Reporter and book author Bob Sullivan  wrote a few weeks ago about his trouble with canceling his cell phone service with Sprint and how the FCC handled his complaint.
In a nutshell, he wanted to get a prorated refund for his final month. He reasoned if he canceled ten days into the month, he should not have to pay for the whole month.
That sounds reasonable to me. But Sprint and almost every other carrier don’t do it that way. No prorated refund for partial month. He complained to the FCC. The FCC basically just bounced it to Sprint, which rejected his complaint because “it’s in the contract.”
The FCC gave him the option to file a formal complaint, which costs $190, far more than the prorated refund he was looking for. Bob actually got a lot farther than an average consumer could because he identified himself as a journalist when he dealt with Sprint and the FCC. If it was Joe Six-pack, he’d still be waiting for replies.
Whenever this type of dispute comes up, there are basically two camps of opinions.
The first camp says “read the contract.” Assuming this surprise feature is in the contract and the consumer is given the contract before he/she signs up for the service, the consumer is supposed to take the whole contract into consideration. If there’s something you don’t like, don’t sign up.
The second camp says “protect the consumer.” The contract should be fair to the consumer. Certain clauses should not be legal even if they are adequately disclosed in the contract in black and white.

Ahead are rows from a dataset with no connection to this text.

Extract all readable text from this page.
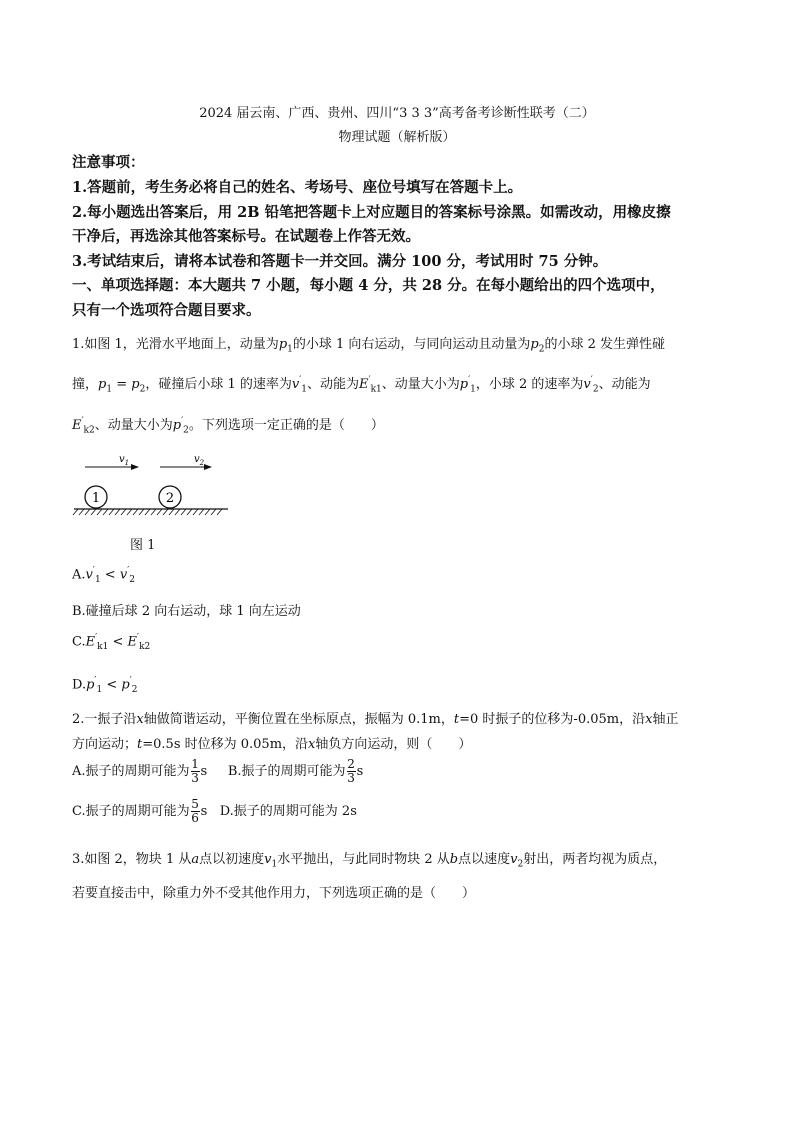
2024 届云南、广西、贵州、四川“3 3 3”高考备考诊断性联考（二）
物理试题（解析版）
注意事项：
1.答题前，考生务必将自己的姓名、考场号、座位号填写在答题卡上。
2.每小题选出答案后，用 2B 铅笔把答题卡上对应题目的答案标号涂黑。如需改动，用橡皮擦
干净后，再选涂其他答案标号。在试题卷上作答无效。
3.考试结束后，请将本试卷和答题卡一并交回。满分 100 分，考试用时 75 分钟。
一、单项选择题：本大题共 7 小题，每小题 4 分，共 28 分。在每小题给出的四个选项中，
只有一个选项符合题目要求。
1.如图 1，光滑水平地面上，动量为$p_1$的小球 1 向右运动，与同向运动且动量为$p_2$的小球 2 发生弹性碰
撞，$p_1 = p_2$，碰撞后小球 1 的速率为$v'_1$、动能为$E'_{k1}$、动量大小为$p'_1$，小球 2 的速率为$v'_2$、动能为
$E'_{k2}$、动量大小为$p'_2$。下列选项一定正确的是（　　）
$v_1$	$v_2$
1	2
图 1
$A.v'_1 < v'_2$
B.碰撞后球 2 向右运动，球 1 向左运动
$C.E'_{k1} < E'_{k2}$
$D.p'_1 < p'_2$
2.一振子沿x轴做简谐运动，平衡位置在坐标原点，振幅为 0.1m，t=0 时振子的位移为-0.05m，沿x轴正
方向运动；t=0.5s 时位移为 0.05m，沿x轴负方向运动，则（　　）
A.振子的周期可能为 $\frac{1}{3}$ s B.振子的周期可能为 $\frac{2}{3}$ s
C.振子的周期可能为 $\frac{5}{6}$ s D.振子的周期可能为 2s
3.如图 2，物块 1 从a点以初速度$v_1$水平抛出，与此同时物块 2 从b点以速度$v_2$射出，两者均视为质点，
若要直接击中，除重力外不受其他作用力，下列选项正确的是（　　）
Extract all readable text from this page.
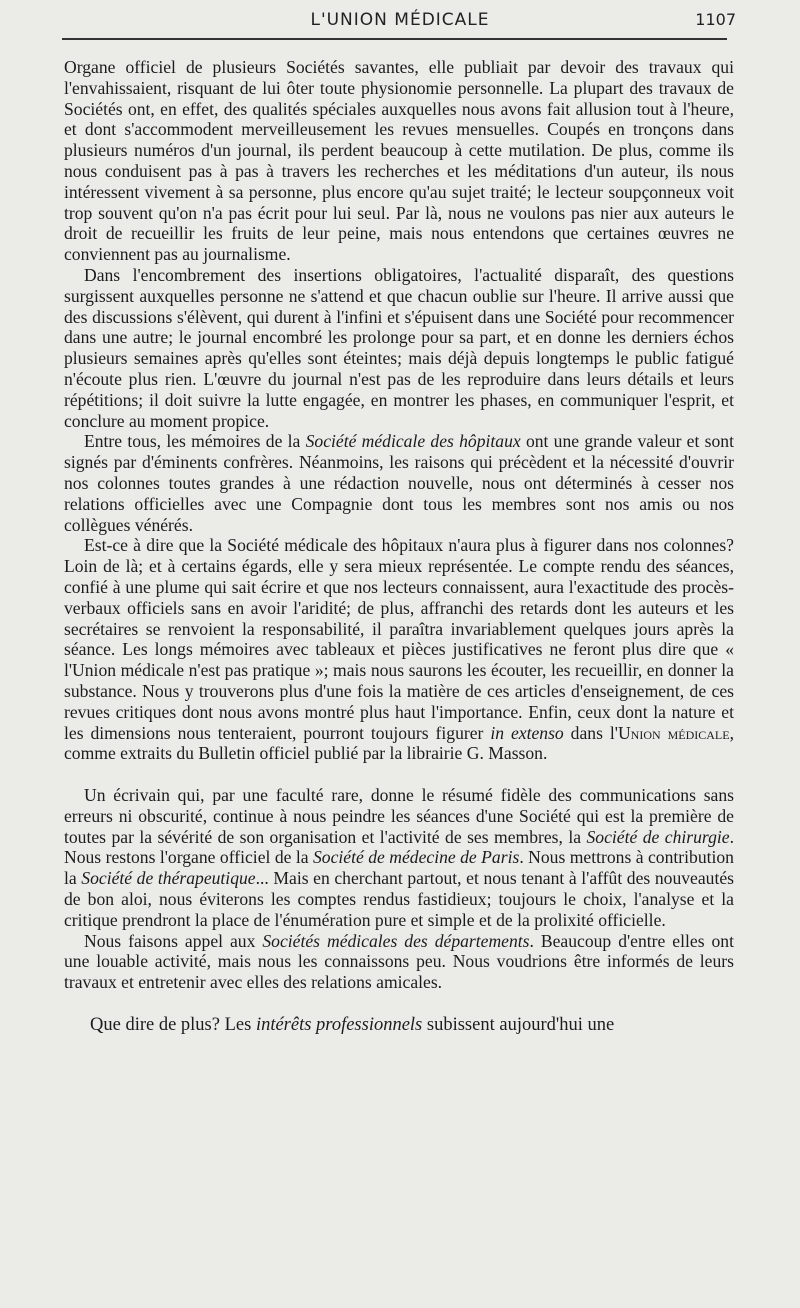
L'UNION MÉDICALE	1107

Organe officiel de plusieurs Sociétés savantes, elle publiait par devoir des travaux qui l'envahissaient, risquant de lui ôter toute physionomie personnelle. La plupart des travaux de Sociétés ont, en effet, des qualités spéciales auxquelles nous avons fait allusion tout à l'heure, et dont s'accommodent merveilleusement les revues mensuelles. Coupés en tronçons dans plusieurs numéros d'un journal, ils perdent beaucoup à cette mutilation. De plus, comme ils nous conduisent pas à pas à travers les recherches et les méditations d'un auteur, ils nous intéressent vivement à sa personne, plus encore qu'au sujet traité; le lecteur soupçonneux voit trop souvent qu'on n'a pas écrit pour lui seul. Par là, nous ne voulons pas nier aux auteurs le droit de recueillir les fruits de leur peine, mais nous entendons que certaines œuvres ne conviennent pas au journalisme.

Dans l'encombrement des insertions obligatoires, l'actualité disparaît, des questions surgissent auxquelles personne ne s'attend et que chacun oublie sur l'heure. Il arrive aussi que des discussions s'élèvent, qui durent à l'infini et s'épuisent dans une Société pour recommencer dans une autre; le journal encombré les prolonge pour sa part, et en donne les derniers échos plusieurs semaines après qu'elles sont éteintes; mais déjà depuis longtemps le public fatigué n'écoute plus rien. L'œuvre du journal n'est pas de les reproduire dans leurs détails et leurs répétitions; il doit suivre la lutte engagée, en montrer les phases, en communiquer l'esprit, et conclure au moment propice.

Entre tous, les mémoires de la Société médicale des hôpitaux ont une grande valeur et sont signés par d'éminents confrères. Néanmoins, les raisons qui précèdent et la nécessité d'ouvrir nos colonnes toutes grandes à une rédaction nouvelle, nous ont déterminés à cesser nos relations officielles avec une Compagnie dont tous les membres sont nos amis ou nos collègues vénérés.

Est-ce à dire que la Société médicale des hôpitaux n'aura plus à figurer dans nos colonnes? Loin de là; et à certains égards, elle y sera mieux représentée. Le compte rendu des séances, confié à une plume qui sait écrire et que nos lecteurs connaissent, aura l'exactitude des procès-verbaux officiels sans en avoir l'aridité; de plus, affranchi des retards dont les auteurs et les secrétaires se renvoient la responsabilité, il paraîtra invariablement quelques jours après la séance. Les longs mémoires avec tableaux et pièces justificatives ne feront plus dire que « l'Union médicale n'est pas pratique »; mais nous saurons les écouter, les recueillir, en donner la substance. Nous y trouverons plus d'une fois la matière de ces articles d'enseignement, de ces revues critiques dont nous avons montré plus haut l'importance. Enfin, ceux dont la nature et les dimensions nous tenteraient, pourront toujours figurer in extenso dans l'Union médicale, comme extraits du Bulletin officiel publié par la librairie G. Masson.

Un écrivain qui, par une faculté rare, donne le résumé fidèle des communications sans erreurs ni obscurité, continue à nous peindre les séances d'une Société qui est la première de toutes par la sévérité de son organisation et l'activité de ses membres, la Société de chirurgie. Nous restons l'organe officiel de la Société de médecine de Paris. Nous mettrons à contribution la Société de thérapeutique... Mais en cherchant partout, et nous tenant à l'affût des nouveautés de bon aloi, nous éviterons les comptes rendus fastidieux; toujours le choix, l'analyse et la critique prendront la place de l'énumération pure et simple et de la prolixité officielle.

Nous faisons appel aux Sociétés médicales des départements. Beaucoup d'entre elles ont une louable activité, mais nous les connaissons peu. Nous voudrions être informés de leurs travaux et entretenir avec elles des relations amicales.

Que dire de plus? Les intérêts professionnels subissent aujourd'hui une
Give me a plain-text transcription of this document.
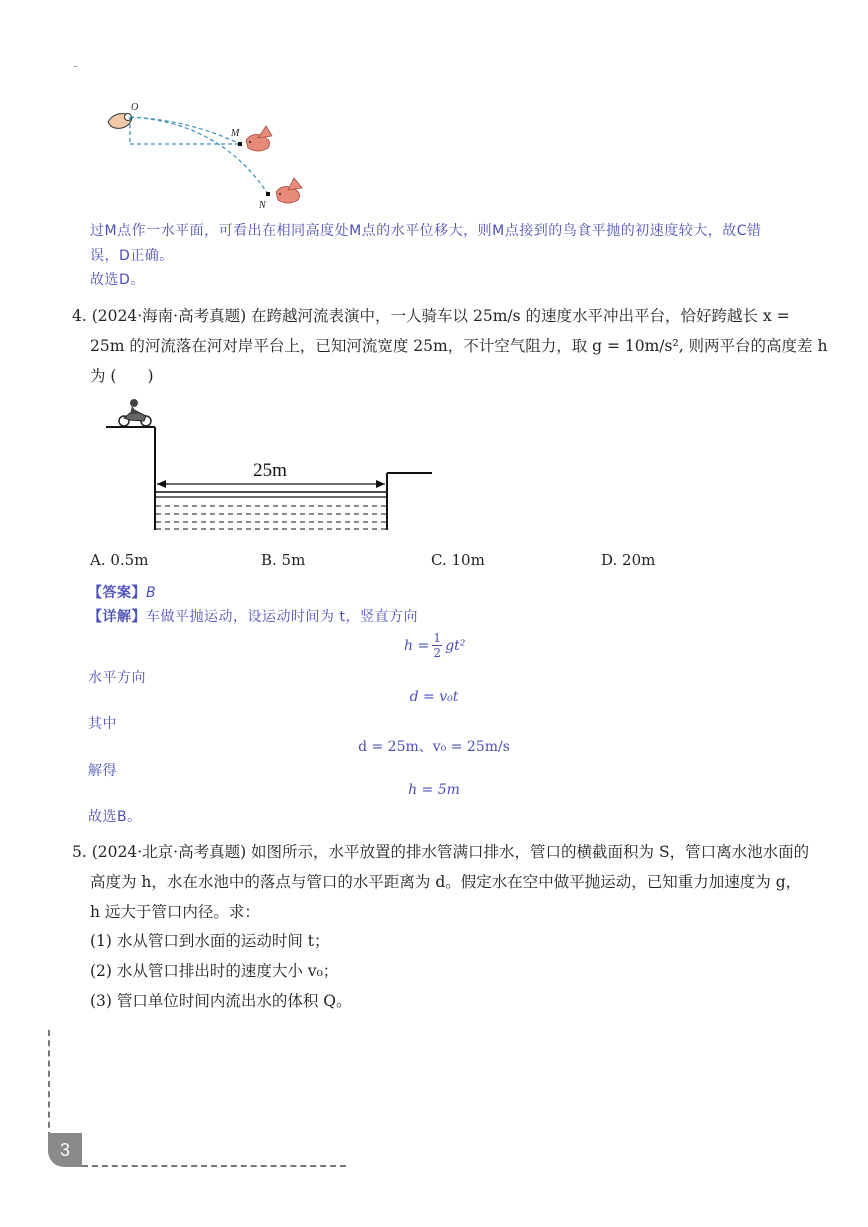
O
M
N
过M点作一水平面，可看出在相同高度处M点的水平位移大，则M点接到的鸟食平抛的初速度较大，故C错
误，D正确。
故选D。
4. (2024·海南·高考真题) 在跨越河流表演中，一人骑车以 25m/s 的速度水平冲出平台，恰好跨越长 x =
25m 的河流落在河对岸平台上，已知河流宽度 25m，不计空气阻力，取 g = 10m/s², 则两平台的高度差 h
为 (　　)
25m
A. 0.5m	B. 5m	C. 10m	D. 20m
【答案】B
【详解】车做平抛运动，设运动时间为 t，竖直方向
$h = \frac{1}{2} gt^2$
水平方向
d = v₀t
其中
d = 25m、v₀ = 25m/s
解得
h = 5m
故选B。
5. (2024·北京·高考真题) 如图所示，水平放置的排水管满口排水，管口的横截面积为 S，管口离水池水面的
高度为 h，水在水池中的落点与管口的水平距离为 d。假定水在空中做平抛运动，已知重力加速度为 g，
h 远大于管口内径。求：
(1) 水从管口到水面的运动时间 t；
(2) 水从管口排出时的速度大小 v₀；
(3) 管口单位时间内流出水的体积 Q。
3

I can see merits in both opinions. On one hand, the contract is an agreement between two parties. If you don’t agree, don’t sign it. On the other hand, the contracts are always one sided. Businesses make up the contract. There’s no way for a consumer to negotiate the terms. The best a consumer can do is not sign the contract.
Realistically, nobody shops their cell phone service by comparing the contracts. Consumers expect to be treated fairly. For this reason, I think it’s very inefficient to have every consumer read and consider the entire contract, versus having a consumer protection agency evaluate the contract for fairness. If a consumer is in no position to negotiate the contract, the contract should become legal only if it received a passing score from this consumer protection agency. Then we can all relax a little bit and expect a reasonable level of fairness from our dealing with businesses.
Moreover, mandating the disclosure of the consumer protection score will push businesses toward scoring higher. Then all consumers are better off. If a contract comes with “this contract received a score of 75 for consumer fairness from the Consumer Protection Authority” consumers will be able to ask why it only got 75 versus another service which scored 95 and whether they should use the other service instead.
Before we get there though, I use a prepaid service for my cell phone. It makes it really simple. You buy minutes. You use minutes. There is no contract, no bill, no add-on fees. If you don’t like the service, burn the minutes and stop buying more minutes. Bob Sullivan wrote in a previous article that more than 50% of cell phone service in Europe are prepaid while only 17% of cell phone service in the U.S. are prepaid.
 I reviewed his book Gotcha Capitalism last year. It’s a great book.